The following is a reader take by Matthew Mintz.
Despite being mentioned on ABC News, and the medical blogosphere, the recent study in the Archives of General Psychiatry that shows psychiatrists are less likely to use “couch” therapy hasn’t garnered the attention it deserves.
The study found that for patients who saw psychiatrists, the percentage of visits involving psychotherapy (where the physicians talk to you) decreased from 44.4 percent in 1996-1997 to 28.9 percent in 2004-2005. This is despite that fact that psychotherapy has been found to be effective for many mental health disorders. The authors and commentators note that the way in which psychotherapy is reimbursed (“reimbursement for one 45- to 50-minute outpatient psychotherapy session is 40.9% less than reimbursement for three 15-minute medication management visits”), but the findings go far beyond that and are a good indication of the future of primary care.
What is not clearly stated in the study is that in 1996-97, about 55 percent of patients who paid out of pocket received psychotherapy compared to about 40 percent who paid with insurance. In 2004-05, the percentage slightly increased for patients paying out of pocket (59 percent), but dropped by almost half (23 percent) for patients using insurance. The reality is that over the past decade, the way in which psychiatry is practiced and delivered has dramatically changed based on reimbursement structures. We now have two types of care delivery for mental health services.

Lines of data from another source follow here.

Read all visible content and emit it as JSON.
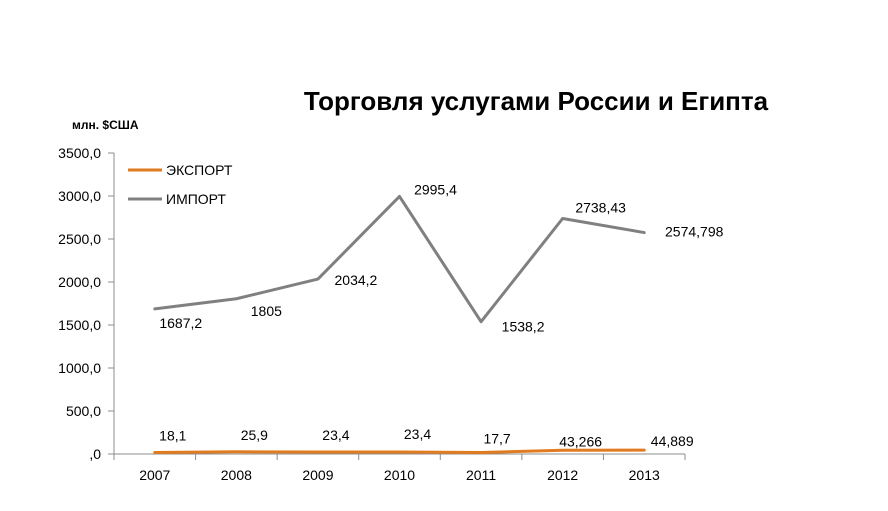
{
  "chart_data": {
    "type": "line",
    "title": "Торговля услугами России и Египта",
    "ylabel": "млн. $США",
    "xlabel": "",
    "categories": [
      "2007",
      "2008",
      "2009",
      "2010",
      "2011",
      "2012",
      "2013"
    ],
    "ylim": [
      0,
      3500
    ],
    "yticks": [
      0,
      500,
      1000,
      1500,
      2000,
      2500,
      3000,
      3500
    ],
    "ytick_labels": [
      ",0",
      "500,0",
      "1000,0",
      "1500,0",
      "2000,0",
      "2500,0",
      "3000,0",
      "3500,0"
    ],
    "grid": false,
    "legend_position": "top-left",
    "series": [
      {
        "name": "ЭКСПОРТ",
        "color": "#e07b22",
        "values": [
          18.1,
          25.9,
          23.4,
          23.4,
          17.7,
          43.266,
          44.889
        ],
        "labels": [
          "18,1",
          "25,9",
          "23,4",
          "23,4",
          "17,7",
          "43,266",
          "44,889"
        ]
      },
      {
        "name": "ИМПОРТ",
        "color": "#808080",
        "values": [
          1687.2,
          1805,
          2034.2,
          2995.4,
          1538.2,
          2738.43,
          2574.798
        ],
        "labels": [
          "1687,2",
          "1805",
          "2034,2",
          "2995,4",
          "1538,2",
          "2738,43",
          "2574,798"
        ]
      }
    ]
  }
}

In general, there are two types of psychiatrists whose practices are remarkably different: those that accept insurance and those that do not. For those that do not take insurance, psychiatrists prescribe medication, administer psychotherapy, or do both. Those psychiatrists not taking insurance generally manage medication only, using other health care professionals (psychologists, licensed psychiatric social workers, etc.) to administer counseling and other forms of “talk therapy.”
For many insurances, mental health is a carved out benefit. In other words, instead of getting a referral from your primary care physician to a specialist who accepts your insurance, patients needing mental health care must call the central number of the company their insurance contracts with, and speak to an intake person, who is usually a nurse or social worker. This person will then authorize therapy and direct the patient to a covered provider. Sometimes they determine whether or not a psychiatrist is really needed or whether a non-physician provider can do the job. Alternatively, some mental health benefits direct all patients to a psychiatrist initially, whose main job is to manage medication and direct patients in need of counseling to non-physician providers.

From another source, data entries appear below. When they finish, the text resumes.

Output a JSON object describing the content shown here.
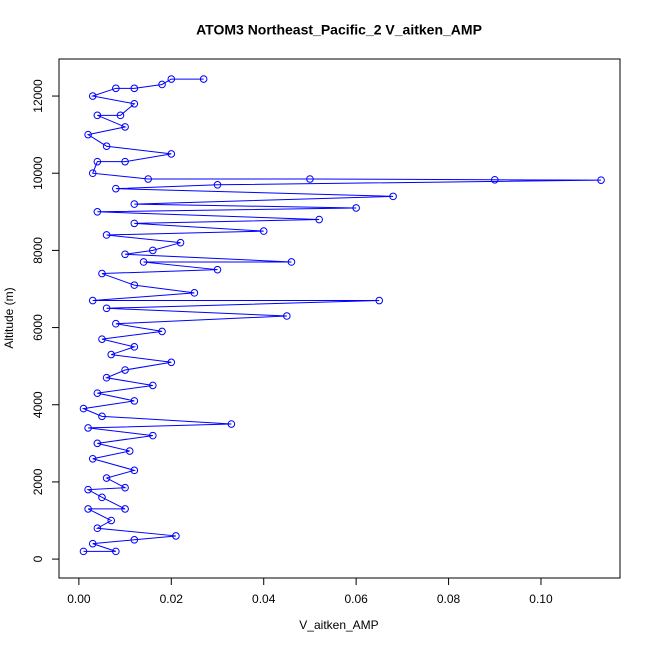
{
  "chart_data": {
    "type": "line",
    "title": "ATOM3 Northeast_Pacific_2 V_aitken_AMP",
    "x_label": "V_aitken_AMP",
    "y_label": "Altitude (m)",
    "color": "#0000ff",
    "markers": true,
    "x": [
      0.001,
      0.008,
      0.003,
      0.012,
      0.021,
      0.004,
      0.007,
      0.002,
      0.01,
      0.005,
      0.002,
      0.01,
      0.006,
      0.012,
      0.003,
      0.011,
      0.004,
      0.016,
      0.002,
      0.033,
      0.005,
      0.001,
      0.012,
      0.004,
      0.016,
      0.006,
      0.01,
      0.02,
      0.007,
      0.012,
      0.005,
      0.018,
      0.008,
      0.045,
      0.006,
      0.065,
      0.003,
      0.025,
      0.012,
      0.005,
      0.03,
      0.014,
      0.046,
      0.01,
      0.016,
      0.022,
      0.006,
      0.04,
      0.012,
      0.052,
      0.004,
      0.06,
      0.012,
      0.068,
      0.008,
      0.03,
      0.113,
      0.09,
      0.05,
      0.015,
      0.003,
      0.004,
      0.01,
      0.02,
      0.006,
      0.002,
      0.01,
      0.004,
      0.009,
      0.012,
      0.003,
      0.008,
      0.012,
      0.018,
      0.02,
      0.027
    ],
    "values": [
      200,
      200,
      400,
      500,
      600,
      800,
      1000,
      1300,
      1300,
      1600,
      1800,
      1850,
      2100,
      2300,
      2600,
      2800,
      3000,
      3200,
      3400,
      3500,
      3700,
      3900,
      4100,
      4300,
      4500,
      4700,
      4900,
      5100,
      5300,
      5500,
      5700,
      5900,
      6100,
      6300,
      6500,
      6700,
      6700,
      6900,
      7100,
      7400,
      7500,
      7700,
      7700,
      7900,
      8000,
      8200,
      8400,
      8500,
      8700,
      8800,
      9000,
      9100,
      9200,
      9400,
      9600,
      9700,
      9820,
      9830,
      9850,
      9850,
      10000,
      10300,
      10300,
      10500,
      10700,
      11000,
      11200,
      11500,
      11500,
      11800,
      12000,
      12200,
      12200,
      12300,
      12440,
      12440
    ],
    "xlim": [
      -0.0043,
      0.1171
    ],
    "ylim": [
      -490,
      12960
    ],
    "xticks": [
      {
        "value": 0,
        "label": "0.00"
      },
      {
        "value": 0.02,
        "label": "0.02"
      },
      {
        "value": 0.04,
        "label": "0.04"
      },
      {
        "value": 0.06,
        "label": "0.06"
      },
      {
        "value": 0.08,
        "label": "0.08"
      },
      {
        "value": 0.1,
        "label": "0.10"
      }
    ],
    "yticks": [
      0,
      2000,
      4000,
      6000,
      8000,
      10000,
      12000
    ]
  }
}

This description is by no means intended to discredit psychologists or psychiatric social workers, who provide excellent and effective care. In fact, I am not even arguing that this is a bad system. With limited health care dollars, maybe it makes sense for MDs to focus on medication, and non-MD professionals to deliver cognitive services. The point is that the low reimbursement for cognitive services from both government and private payers has dramatically changed the way mental health care is delivered in the US, transforming it into a two tiered system. More importantly, the same is likely to happen to primary care, where much of the work of the primary care physician is non-procedural.
The rise of concierge care is only the beginning. Unless there are substantive changes to the way cognitive services are reimbursed, specifically for primary care, general health care will similarly develop into a two-tiered system for those patients who pay for primary care with health insurance and those that pay out of pocket. Having a primary care physician that knows you as an individual, calls you back on the phone to answer questions, fits you in to an appointment when you are sick and takes the time to talk to you in an unrushed visit will only be available to those that can pay for these visits out of pocket.
Those paying for primary care with insurance should expect (in the not too distant future) limited access, routine care delivered by PA’s and NP’s, and rushed visits with the MD, whose primary focus will be medication management and directing you to non-physician providers for counseling and discussing your various health concerns. Health care reform that does not address the central issue of low reimbursement for cognitive service and high reimbursement for procedures and diagnostic studies will only encourage this shift.
In fact, this trend has already started.
Matthew Mintz is an internal medicine physician and blogs at Dr. Mintz’ Blog.